Since the aim here is not to explore Hizbullah’s ability to fight as much as it is to prove its uniqueness to the rest of the religious movements in its transfer of jihadist theory from slogans to real use against the single enemy of the Arab nation, I would just say that Hizbullah has been a unique phenomenon which has changed the rules of the conflict.

There is another matter that Hizbullah added to the Arab national project. By confirming the Arab national nature of the battle and its transcending of geographical boundaries, and by entering with the Syrian army to resist the Zionist terrorism at the hands of the gangs of Syrian Free Army, the Islamic Army Al-Qaeda, An-Nusra, and others who openly boast of their Zionism, Hizbullah has created a new reality at a time when the Ba’ath project in Iraq and Syria failed.7 The involvement of Hizbullah in the civil war in Syria on the side of the Ba’ath not only confirms the Party’s belief in the unity of the battle and national destiny, but it cancelled the Sykes-Picot borders, sparking the ire and the objection of the Zionists outside Lebanon and inside it, because Zionism considers the Sykes-Picot borders sacred, inviolable and could not be scrapped even if one of its products is the ‘watermelon‘ Republic of Lebanon.

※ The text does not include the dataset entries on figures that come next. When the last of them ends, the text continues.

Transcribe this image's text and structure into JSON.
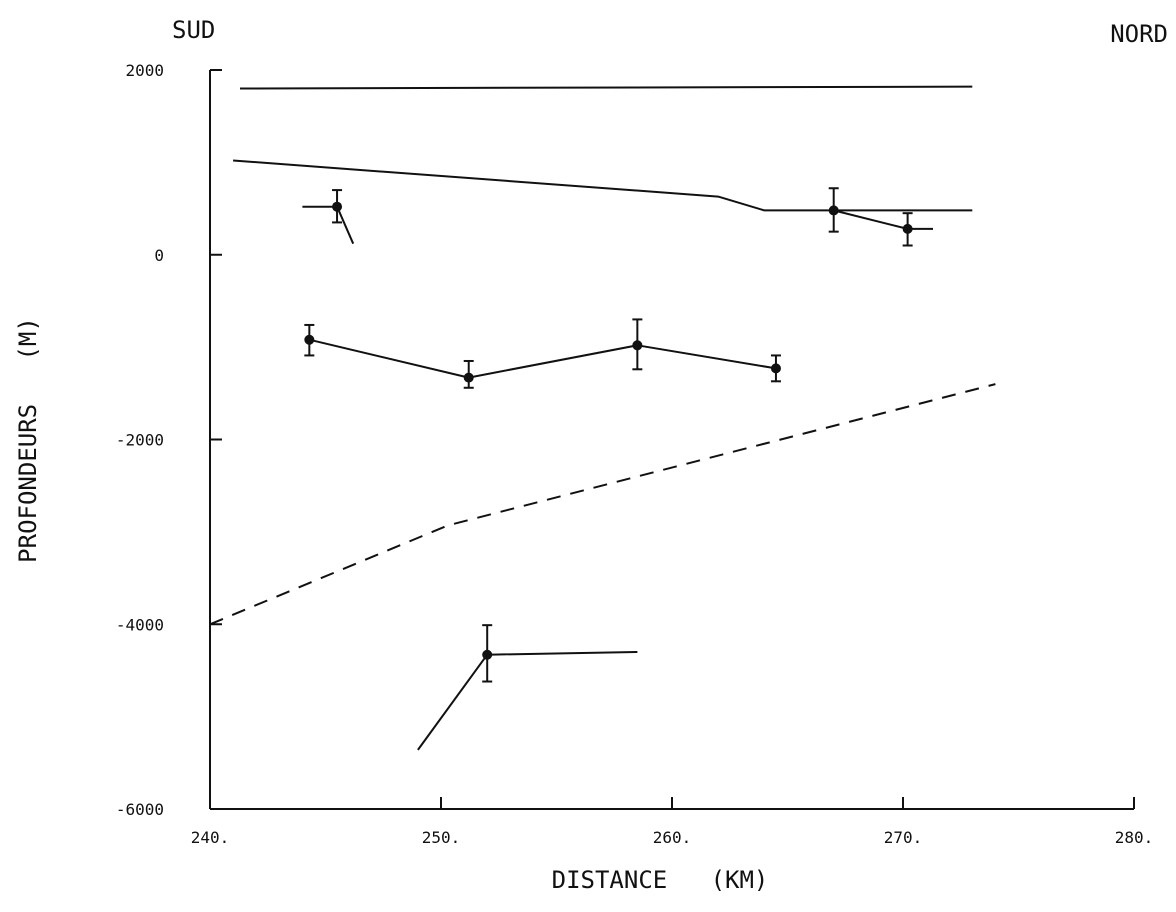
{
  "chart_data": {
    "type": "line",
    "title": "",
    "left_label": "SUD",
    "right_label": "NORD",
    "xlabel": "DISTANCE   (KM)",
    "ylabel": "PROFONDEURS   (M)",
    "xlim": [
      240,
      280
    ],
    "ylim": [
      -6000,
      2000
    ],
    "xticks": [
      240,
      250,
      260,
      270,
      280
    ],
    "xtick_labels": [
      "240.",
      "250.",
      "260.",
      "270.",
      "280."
    ],
    "yticks": [
      2000,
      0,
      -2000,
      -4000,
      -6000
    ],
    "ytick_labels": [
      "2000",
      "0",
      "-2000",
      "-4000",
      "-6000"
    ],
    "grid": false,
    "series": [
      {
        "style": "solid",
        "x": [
          241.3,
          273.0
        ],
        "y": [
          1800,
          1820
        ]
      },
      {
        "style": "solid",
        "x": [
          241.0,
          262.0,
          264.0,
          273.0
        ],
        "y": [
          1020,
          630,
          480,
          480
        ]
      },
      {
        "style": "solid",
        "x": [
          244.0,
          245.5,
          246.2
        ],
        "y": [
          520,
          520,
          120
        ]
      },
      {
        "style": "solid",
        "x": [
          267.0,
          270.2,
          271.3
        ],
        "y": [
          480,
          280,
          280
        ]
      },
      {
        "style": "solid",
        "x": [
          244.3,
          251.2,
          258.5,
          264.5
        ],
        "y": [
          -920,
          -1330,
          -980,
          -1230
        ]
      },
      {
        "style": "dashed",
        "x": [
          240.0,
          250.3,
          274.0
        ],
        "y": [
          -4000,
          -2930,
          -1400
        ]
      },
      {
        "style": "solid",
        "x": [
          249.0,
          252.0,
          258.5
        ],
        "y": [
          -5360,
          -4330,
          -4300
        ]
      }
    ],
    "points": [
      {
        "x": 245.5,
        "y": 520,
        "err_low": 350,
        "err_high": 700
      },
      {
        "x": 267.0,
        "y": 480,
        "err_low": 250,
        "err_high": 720
      },
      {
        "x": 270.2,
        "y": 280,
        "err_low": 100,
        "err_high": 450
      },
      {
        "x": 244.3,
        "y": -920,
        "err_low": -1090,
        "err_high": -760
      },
      {
        "x": 251.2,
        "y": -1330,
        "err_low": -1440,
        "err_high": -1150
      },
      {
        "x": 258.5,
        "y": -980,
        "err_low": -1240,
        "err_high": -700
      },
      {
        "x": 264.5,
        "y": -1230,
        "err_low": -1370,
        "err_high": -1090
      },
      {
        "x": 252.0,
        "y": -4330,
        "err_low": -4620,
        "err_high": -4010
      }
    ]
  }
}
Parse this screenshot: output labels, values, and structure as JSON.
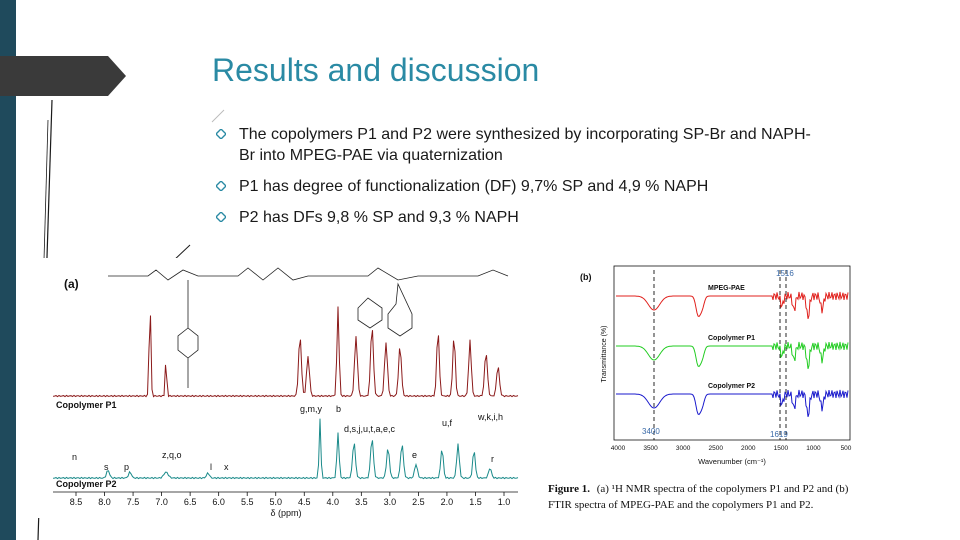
{
  "slide": {
    "title": "Results and discussion",
    "bullets": [
      "The copolymers P1 and P2 were synthesized by incorporating SP-Br and NAPH-Br into MPEG-PAE via quaternization",
      "P1 has degree of functionalization (DF) 9,7% SP and 4,9 % NAPH",
      "P2 has DFs 9,8 % SP and 9,3 % NAPH"
    ],
    "colors": {
      "title": "#2a8aa4",
      "accent_strip": "#1f4a5c",
      "tab": "#3a3a3a"
    }
  },
  "figure_a": {
    "panel_label": "(a)",
    "trace_labels": [
      "Copolymer P1",
      "Copolymer P2"
    ],
    "peak_labels": [
      "g,m,y",
      "b",
      "d,s,j,u,t,a,e,c",
      "u,f",
      "w,k,i,h",
      "n",
      "s",
      "p",
      "z,q,o",
      "l",
      "x",
      "e",
      "r"
    ],
    "x_ticks": [
      "8.5",
      "8.0",
      "7.5",
      "7.0",
      "6.5",
      "6.0",
      "5.5",
      "5.0",
      "4.5",
      "4.0",
      "3.5",
      "3.0",
      "2.5",
      "2.0",
      "1.5",
      "1.0"
    ],
    "x_label": "δ (ppm)",
    "colors": {
      "p1": "#8b1a1a",
      "p2": "#1a8a8a"
    }
  },
  "figure_b": {
    "panel_label": "(b)",
    "trace_labels": [
      "MPEG-PAE",
      "Copolymer P1",
      "Copolymer P2"
    ],
    "annotations": [
      "1516",
      "3400",
      "1619"
    ],
    "x_ticks": [
      "4000",
      "3500",
      "3000",
      "2500",
      "2000",
      "1500",
      "1000",
      "500"
    ],
    "x_label": "Wavenumber (cm⁻¹)",
    "y_label": "Transmittance (%)",
    "colors": {
      "mpeg": "#e0201c",
      "p1": "#22cc22",
      "p2": "#1a1acc",
      "annotation": "#3a6aa8"
    }
  },
  "caption": {
    "prefix": "Figure 1.",
    "line1": "(a) ¹H NMR spectra of the copolymers P1 and P2 and (b)",
    "line2": "FTIR spectra of MPEG-PAE and the copolymers P1 and P2."
  }
}
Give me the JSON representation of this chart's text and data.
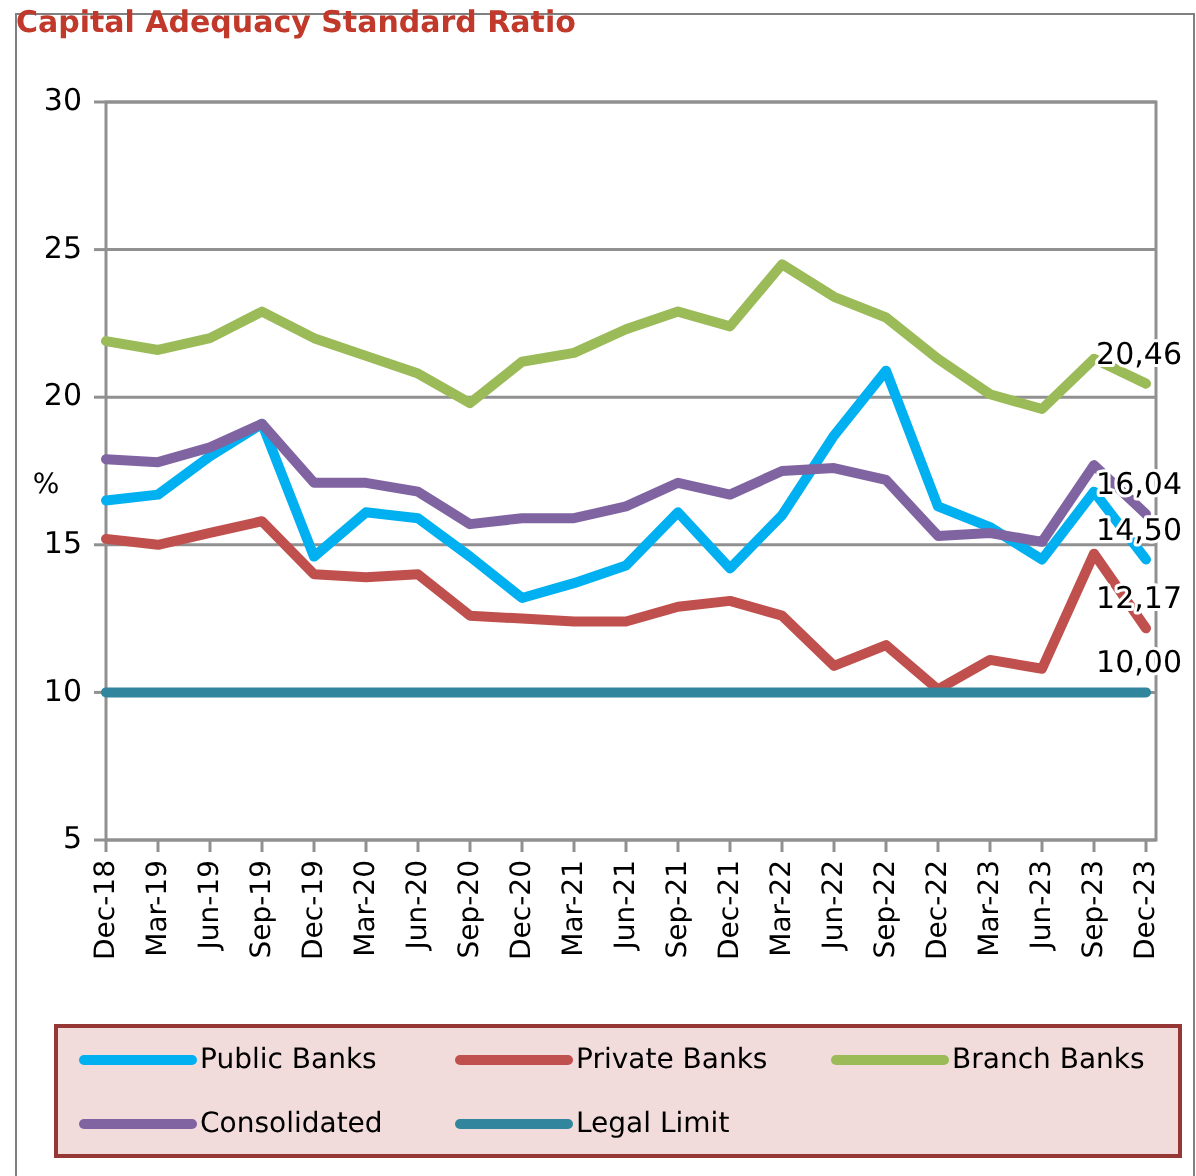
{
  "chart_data": {
    "type": "line",
    "title": "Capital Adequacy Standard Ratio",
    "ylabel": "%",
    "categories": [
      "Dec-18",
      "Mar-19",
      "Jun-19",
      "Sep-19",
      "Dec-19",
      "Mar-20",
      "Jun-20",
      "Sep-20",
      "Dec-20",
      "Mar-21",
      "Jun-21",
      "Sep-21",
      "Dec-21",
      "Mar-22",
      "Jun-22",
      "Sep-22",
      "Dec-22",
      "Mar-23",
      "Jun-23",
      "Sep-23",
      "Dec-23"
    ],
    "series": [
      {
        "name": "Public Banks",
        "color": "#00b0f0",
        "values": [
          16.5,
          16.7,
          18.0,
          19.1,
          14.6,
          16.1,
          15.9,
          14.6,
          13.2,
          13.7,
          14.3,
          16.1,
          14.2,
          16.0,
          18.7,
          20.9,
          16.3,
          15.6,
          14.5,
          16.8,
          14.5
        ],
        "value_labels": [
          null,
          null,
          null,
          null,
          null,
          null,
          null,
          null,
          null,
          null,
          null,
          null,
          null,
          null,
          null,
          null,
          null,
          null,
          null,
          null,
          "14,50"
        ]
      },
      {
        "name": "Private Banks",
        "color": "#c0504d",
        "values": [
          15.2,
          15.0,
          15.4,
          15.8,
          14.0,
          13.9,
          14.0,
          12.6,
          12.5,
          12.4,
          12.4,
          12.9,
          13.1,
          12.6,
          10.9,
          11.6,
          10.1,
          11.1,
          10.8,
          14.7,
          12.17
        ],
        "value_labels": [
          null,
          null,
          null,
          null,
          null,
          null,
          null,
          null,
          null,
          null,
          null,
          null,
          null,
          null,
          null,
          null,
          null,
          null,
          null,
          null,
          "12,17"
        ]
      },
      {
        "name": "Branch Banks",
        "color": "#9bbb59",
        "values": [
          21.9,
          21.6,
          22.0,
          22.9,
          22.0,
          21.4,
          20.8,
          19.8,
          21.2,
          21.5,
          22.3,
          22.9,
          22.4,
          24.5,
          23.4,
          22.7,
          21.3,
          20.1,
          19.6,
          21.3,
          20.46
        ],
        "value_labels": [
          null,
          null,
          null,
          null,
          null,
          null,
          null,
          null,
          null,
          null,
          null,
          null,
          null,
          null,
          null,
          null,
          null,
          null,
          null,
          null,
          "20,46"
        ]
      },
      {
        "name": "Consolidated",
        "color": "#8064a2",
        "values": [
          17.9,
          17.8,
          18.3,
          19.1,
          17.1,
          17.1,
          16.8,
          15.7,
          15.9,
          15.9,
          16.3,
          17.1,
          16.7,
          17.5,
          17.6,
          17.2,
          15.3,
          15.4,
          15.1,
          17.7,
          16.04
        ],
        "value_labels": [
          null,
          null,
          null,
          null,
          null,
          null,
          null,
          null,
          null,
          null,
          null,
          null,
          null,
          null,
          null,
          null,
          null,
          null,
          null,
          null,
          "16,04"
        ]
      },
      {
        "name": "Legal Limit",
        "color": "#31859c",
        "values": [
          10,
          10,
          10,
          10,
          10,
          10,
          10,
          10,
          10,
          10,
          10,
          10,
          10,
          10,
          10,
          10,
          10,
          10,
          10,
          10,
          10
        ],
        "value_labels": [
          null,
          null,
          null,
          null,
          null,
          null,
          null,
          null,
          null,
          null,
          null,
          null,
          null,
          null,
          null,
          null,
          null,
          null,
          null,
          null,
          "10,00"
        ]
      }
    ],
    "ylim": [
      5,
      30
    ],
    "yticks": [
      5,
      10,
      15,
      20,
      25,
      30
    ],
    "grid": "y",
    "legend": "bottom",
    "marker": "none",
    "line_style": "solid"
  }
}
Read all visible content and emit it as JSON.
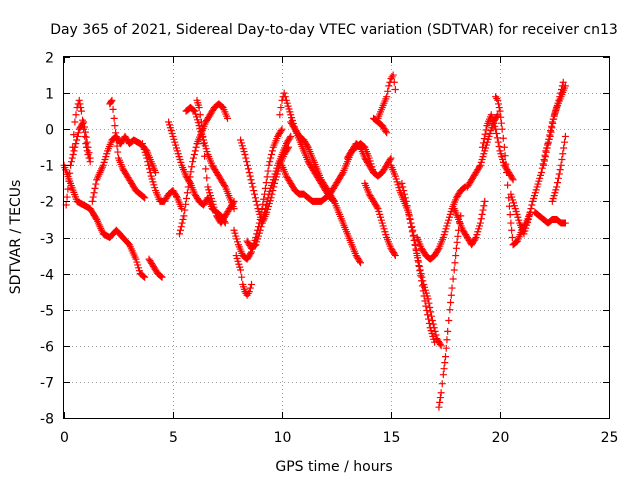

But in spite of all my deep appreciation for Hizbullah and the sacrifices it has offered and its exemplary dedication to the defence of the Arab nation, I still have more than one question regarding the possibility of contradiction between its loyalty to the Arab national project and its Islamic alignment, which is not necessarily Shi’a. The reason for this question is the Party’s position on ‘Hamas’ which the Party found itself, just as Iran itself found, unable to be decisive on when Hamas betrayed Syria and supported the Muslim Brotherhood which took up arms against the national state in Syria and contributed to the civil war and destruction of Syria. 8  Even though Hamas chose to stand with the enemy of Hizbullah’s ally, the Syrian state, Hizbullah did not sever relations with Hamas nor did it even criticize its disgraceful behaviour. Hizbullah continued to support Hamas arguing that it was in essence anti-Zionist.

However, this duality cannot last long. Religious Movements, including Hamas and Hizbullah, are based on the concept that religious affiliation comes first. This is what Hamas did because its adhesion to the Muslim Brotherhood movement was its base, and even preceded the goal of the Liberation of Palestine. This is because the religious goal of the project, whatever it is, is to establish a theocratic state and not  achieve peoples’ liberation, as we secularists understand it. Therefore, the establishment of a religious state in Gaza would be enough for Hamas for a long time and it may keep silent about the liberation of Palestine objective if it would lead to a secular Palestinian State. That was the case with the Muslim Brotherhood when it ruled Egypt for a short period. They claimed that confronting Zionism could be postponed until the state building is achieved, and that respecting the humiliating treaties with the enemy was necessary in order to build that state. It is not surprising that they failed, because the general public were not interested in building an Islamic state as much as they aspired for freedom, liberty, the right to work, ensuring education, health and a minimum of a decent living.

Where will Hizbullah stand if it were to be tested whether it stands with the Arab national project or with the Persian project, when the authority of ‘Wilāyet Al-Faqih’ in Iran ceases to exist and Iran becomes, as it is entitled to, a strong nation-state in the region?